Après cet entretien, suivait une réunion logistique, organisée de 12 à 14 h, co-animée par vous-même et Pascal C....
Peu après 14 heures, à l'issue de cette réunion, Pascal C... est venu au bureau de Nadine B... et l'a informée que la réunion ne s'était pas bien déroulée, et que suite à cela, vous l'aviez convoqué pour le lundi suivant, puisque vous étiez en repos le lendemain vendredi. Pascal C... a alerté Nadine B... sur le fait qu'il ne reviendrait peut-être pas, de peur de ne pouvoir se contrôler vis-à-vis de vous.

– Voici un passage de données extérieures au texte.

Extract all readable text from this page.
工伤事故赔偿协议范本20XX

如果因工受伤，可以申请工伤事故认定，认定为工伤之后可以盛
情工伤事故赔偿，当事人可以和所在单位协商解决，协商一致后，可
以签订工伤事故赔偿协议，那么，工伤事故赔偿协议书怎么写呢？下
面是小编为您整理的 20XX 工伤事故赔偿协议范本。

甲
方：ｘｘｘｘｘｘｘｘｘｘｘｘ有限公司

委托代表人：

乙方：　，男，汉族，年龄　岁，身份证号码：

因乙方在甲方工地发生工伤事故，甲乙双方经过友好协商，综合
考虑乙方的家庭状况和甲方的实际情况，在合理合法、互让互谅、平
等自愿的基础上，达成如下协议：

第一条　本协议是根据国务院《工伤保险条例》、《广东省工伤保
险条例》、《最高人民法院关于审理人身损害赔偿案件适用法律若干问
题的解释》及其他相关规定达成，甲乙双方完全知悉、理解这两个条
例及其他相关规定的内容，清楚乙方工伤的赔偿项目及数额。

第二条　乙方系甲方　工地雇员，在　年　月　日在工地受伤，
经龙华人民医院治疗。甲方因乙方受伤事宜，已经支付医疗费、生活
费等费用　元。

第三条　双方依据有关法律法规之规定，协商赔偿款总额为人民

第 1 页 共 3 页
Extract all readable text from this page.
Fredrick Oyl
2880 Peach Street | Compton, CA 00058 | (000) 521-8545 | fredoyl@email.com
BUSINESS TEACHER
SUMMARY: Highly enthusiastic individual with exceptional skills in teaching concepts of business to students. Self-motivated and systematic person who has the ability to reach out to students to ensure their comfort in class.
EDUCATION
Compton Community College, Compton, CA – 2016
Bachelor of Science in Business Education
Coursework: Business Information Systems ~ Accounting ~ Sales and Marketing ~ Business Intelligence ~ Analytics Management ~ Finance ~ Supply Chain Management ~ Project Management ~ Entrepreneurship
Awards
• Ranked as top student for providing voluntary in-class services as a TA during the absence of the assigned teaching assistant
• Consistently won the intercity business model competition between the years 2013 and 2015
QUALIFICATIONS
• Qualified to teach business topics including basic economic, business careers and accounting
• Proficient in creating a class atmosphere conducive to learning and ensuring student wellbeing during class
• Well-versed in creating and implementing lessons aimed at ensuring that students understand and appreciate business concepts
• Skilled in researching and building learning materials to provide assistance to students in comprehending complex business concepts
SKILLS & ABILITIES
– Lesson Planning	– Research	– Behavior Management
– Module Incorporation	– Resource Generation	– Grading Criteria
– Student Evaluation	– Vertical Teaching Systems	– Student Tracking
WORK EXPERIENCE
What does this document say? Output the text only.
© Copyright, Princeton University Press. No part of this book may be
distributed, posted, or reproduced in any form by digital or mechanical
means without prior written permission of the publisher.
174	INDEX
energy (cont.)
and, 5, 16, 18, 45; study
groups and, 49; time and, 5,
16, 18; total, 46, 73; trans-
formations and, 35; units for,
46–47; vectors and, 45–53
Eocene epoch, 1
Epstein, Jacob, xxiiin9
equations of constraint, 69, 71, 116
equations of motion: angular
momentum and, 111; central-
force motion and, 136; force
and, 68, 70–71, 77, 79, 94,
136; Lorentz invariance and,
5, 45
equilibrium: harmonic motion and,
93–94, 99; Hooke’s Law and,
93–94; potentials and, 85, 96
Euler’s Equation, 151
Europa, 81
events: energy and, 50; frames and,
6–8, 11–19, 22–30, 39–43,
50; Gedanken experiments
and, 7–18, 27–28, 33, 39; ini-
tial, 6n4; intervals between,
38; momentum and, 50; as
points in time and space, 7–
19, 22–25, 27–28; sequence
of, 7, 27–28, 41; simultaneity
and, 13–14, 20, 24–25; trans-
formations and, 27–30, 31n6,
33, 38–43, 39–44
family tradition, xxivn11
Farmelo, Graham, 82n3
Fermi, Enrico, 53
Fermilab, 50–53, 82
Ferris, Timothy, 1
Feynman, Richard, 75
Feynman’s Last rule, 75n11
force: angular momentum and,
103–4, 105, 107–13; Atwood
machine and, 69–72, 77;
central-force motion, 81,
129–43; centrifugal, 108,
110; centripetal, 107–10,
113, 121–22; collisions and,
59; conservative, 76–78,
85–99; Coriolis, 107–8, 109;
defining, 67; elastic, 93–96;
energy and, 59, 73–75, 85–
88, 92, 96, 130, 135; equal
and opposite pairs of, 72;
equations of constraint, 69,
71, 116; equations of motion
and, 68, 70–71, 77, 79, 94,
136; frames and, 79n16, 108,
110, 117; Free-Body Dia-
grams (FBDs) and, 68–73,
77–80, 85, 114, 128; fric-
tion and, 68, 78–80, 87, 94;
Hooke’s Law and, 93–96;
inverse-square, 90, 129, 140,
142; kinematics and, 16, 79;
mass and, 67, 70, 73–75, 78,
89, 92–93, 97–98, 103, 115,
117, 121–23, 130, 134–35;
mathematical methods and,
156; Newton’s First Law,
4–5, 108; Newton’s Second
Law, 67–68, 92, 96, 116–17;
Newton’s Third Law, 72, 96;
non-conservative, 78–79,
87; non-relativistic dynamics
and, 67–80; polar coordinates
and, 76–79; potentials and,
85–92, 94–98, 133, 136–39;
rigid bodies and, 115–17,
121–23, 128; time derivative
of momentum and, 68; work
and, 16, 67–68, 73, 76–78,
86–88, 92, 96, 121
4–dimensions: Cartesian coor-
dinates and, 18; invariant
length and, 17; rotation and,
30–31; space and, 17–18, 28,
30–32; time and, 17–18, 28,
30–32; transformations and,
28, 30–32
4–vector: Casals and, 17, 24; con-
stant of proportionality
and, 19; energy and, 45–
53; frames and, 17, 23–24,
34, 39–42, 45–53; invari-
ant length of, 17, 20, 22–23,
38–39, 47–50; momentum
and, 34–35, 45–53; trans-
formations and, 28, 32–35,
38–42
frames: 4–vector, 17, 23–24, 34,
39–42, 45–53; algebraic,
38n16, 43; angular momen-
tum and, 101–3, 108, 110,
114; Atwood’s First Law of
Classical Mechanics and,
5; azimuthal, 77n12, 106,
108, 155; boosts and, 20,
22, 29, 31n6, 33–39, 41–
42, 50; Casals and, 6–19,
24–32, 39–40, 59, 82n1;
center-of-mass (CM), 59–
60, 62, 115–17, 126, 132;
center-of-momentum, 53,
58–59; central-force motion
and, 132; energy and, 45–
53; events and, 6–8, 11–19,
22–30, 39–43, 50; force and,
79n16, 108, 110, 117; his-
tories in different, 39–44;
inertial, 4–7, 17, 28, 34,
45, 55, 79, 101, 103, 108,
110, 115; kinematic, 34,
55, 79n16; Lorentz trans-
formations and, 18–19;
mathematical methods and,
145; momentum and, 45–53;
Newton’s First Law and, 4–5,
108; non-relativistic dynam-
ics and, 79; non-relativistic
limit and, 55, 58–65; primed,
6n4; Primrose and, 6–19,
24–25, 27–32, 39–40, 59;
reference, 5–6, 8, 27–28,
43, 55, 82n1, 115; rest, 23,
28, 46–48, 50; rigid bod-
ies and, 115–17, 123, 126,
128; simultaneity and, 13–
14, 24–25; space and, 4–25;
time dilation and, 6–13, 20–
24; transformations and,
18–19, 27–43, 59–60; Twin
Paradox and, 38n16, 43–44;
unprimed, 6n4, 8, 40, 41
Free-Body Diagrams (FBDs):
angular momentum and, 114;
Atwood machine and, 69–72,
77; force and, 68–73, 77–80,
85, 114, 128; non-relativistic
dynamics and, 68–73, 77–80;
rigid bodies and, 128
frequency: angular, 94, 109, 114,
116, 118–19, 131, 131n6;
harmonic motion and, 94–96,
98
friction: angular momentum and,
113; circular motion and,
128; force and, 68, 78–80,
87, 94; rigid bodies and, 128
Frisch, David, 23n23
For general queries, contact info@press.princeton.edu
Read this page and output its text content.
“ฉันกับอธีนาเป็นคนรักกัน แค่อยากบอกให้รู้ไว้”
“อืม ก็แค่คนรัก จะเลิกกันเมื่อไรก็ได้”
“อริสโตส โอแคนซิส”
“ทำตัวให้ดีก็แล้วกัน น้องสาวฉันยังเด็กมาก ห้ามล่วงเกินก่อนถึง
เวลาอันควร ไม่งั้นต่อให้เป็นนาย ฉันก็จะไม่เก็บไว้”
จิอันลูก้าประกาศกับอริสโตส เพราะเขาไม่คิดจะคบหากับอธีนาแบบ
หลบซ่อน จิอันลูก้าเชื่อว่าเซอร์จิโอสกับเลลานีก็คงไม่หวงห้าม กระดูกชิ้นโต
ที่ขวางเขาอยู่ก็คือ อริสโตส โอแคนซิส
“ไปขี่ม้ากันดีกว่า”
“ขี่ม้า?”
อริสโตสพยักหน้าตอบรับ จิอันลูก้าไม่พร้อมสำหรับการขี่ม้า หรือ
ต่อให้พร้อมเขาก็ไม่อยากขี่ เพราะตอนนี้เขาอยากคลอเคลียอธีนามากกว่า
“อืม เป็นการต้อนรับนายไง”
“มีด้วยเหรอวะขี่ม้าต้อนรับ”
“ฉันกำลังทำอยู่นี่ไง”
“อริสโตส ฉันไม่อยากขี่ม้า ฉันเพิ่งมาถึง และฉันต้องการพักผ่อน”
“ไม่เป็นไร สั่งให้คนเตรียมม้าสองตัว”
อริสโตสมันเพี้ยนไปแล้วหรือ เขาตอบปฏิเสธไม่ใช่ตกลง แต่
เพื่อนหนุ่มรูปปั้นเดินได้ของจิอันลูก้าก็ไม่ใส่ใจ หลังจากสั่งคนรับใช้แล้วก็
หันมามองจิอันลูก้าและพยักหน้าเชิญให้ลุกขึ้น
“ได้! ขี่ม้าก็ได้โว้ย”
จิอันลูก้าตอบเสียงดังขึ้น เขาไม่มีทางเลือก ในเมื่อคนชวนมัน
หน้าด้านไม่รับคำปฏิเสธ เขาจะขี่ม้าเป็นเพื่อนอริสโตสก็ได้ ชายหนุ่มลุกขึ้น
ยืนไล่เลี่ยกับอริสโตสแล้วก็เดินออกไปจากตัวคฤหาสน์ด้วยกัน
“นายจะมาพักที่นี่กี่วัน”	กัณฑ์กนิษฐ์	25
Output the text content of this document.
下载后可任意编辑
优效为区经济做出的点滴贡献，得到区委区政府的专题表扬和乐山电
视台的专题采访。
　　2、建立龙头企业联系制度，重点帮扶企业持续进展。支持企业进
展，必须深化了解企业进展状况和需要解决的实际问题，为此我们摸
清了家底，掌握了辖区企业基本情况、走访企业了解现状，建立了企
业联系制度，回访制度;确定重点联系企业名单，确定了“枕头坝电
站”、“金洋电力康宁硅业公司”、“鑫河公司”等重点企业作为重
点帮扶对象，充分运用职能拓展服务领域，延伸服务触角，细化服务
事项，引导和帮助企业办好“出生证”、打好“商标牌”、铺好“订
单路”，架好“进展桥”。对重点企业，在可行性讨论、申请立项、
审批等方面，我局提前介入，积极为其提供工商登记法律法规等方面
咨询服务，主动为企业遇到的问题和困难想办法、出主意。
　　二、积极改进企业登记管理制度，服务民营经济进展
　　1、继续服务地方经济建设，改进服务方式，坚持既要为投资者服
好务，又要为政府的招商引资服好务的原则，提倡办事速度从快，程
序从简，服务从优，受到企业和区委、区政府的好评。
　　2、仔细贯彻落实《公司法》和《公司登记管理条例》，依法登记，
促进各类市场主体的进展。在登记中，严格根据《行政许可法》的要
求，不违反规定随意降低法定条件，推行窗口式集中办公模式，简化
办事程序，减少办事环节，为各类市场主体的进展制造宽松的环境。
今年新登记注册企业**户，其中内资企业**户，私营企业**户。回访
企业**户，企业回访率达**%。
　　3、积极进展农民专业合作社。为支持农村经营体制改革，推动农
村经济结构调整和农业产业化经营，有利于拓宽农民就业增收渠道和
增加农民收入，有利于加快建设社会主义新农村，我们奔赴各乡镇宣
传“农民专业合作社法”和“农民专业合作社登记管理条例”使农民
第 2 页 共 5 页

Effectivement, il nous a appelé le lendemain, vendredi 25 septembre 2009, pour nous informer qu'il était en arrêt de travail pour maladie jusqu'au 9 octobre 2009 inclus.
Lionel A... a alors pris contact avec lui par téléphone. Au cours de cet entretien, Pascal C... lui a précisé qu'il était dans un état dépressif et qu'il pensait que cette maladie était pire que la grippe. Nous le citons : « on ne sait pas comment s'enlever ces idées morbides de la tête ».
Depuis, Lionel A... a eu différents entretiens avec d'autres collaborateurs, qui lui ont rapporté des comportements similaires de votre part à leur encontre.
Par ailleurs, le sujet a été clairement évoqué par les Délégués du personnel lors de la réunion du 30 septembre 2009 : « Certains de nous subissent du harcèlement moral de leur supérieur, qu'allez-vous faire pour arrêter cette pratique ? »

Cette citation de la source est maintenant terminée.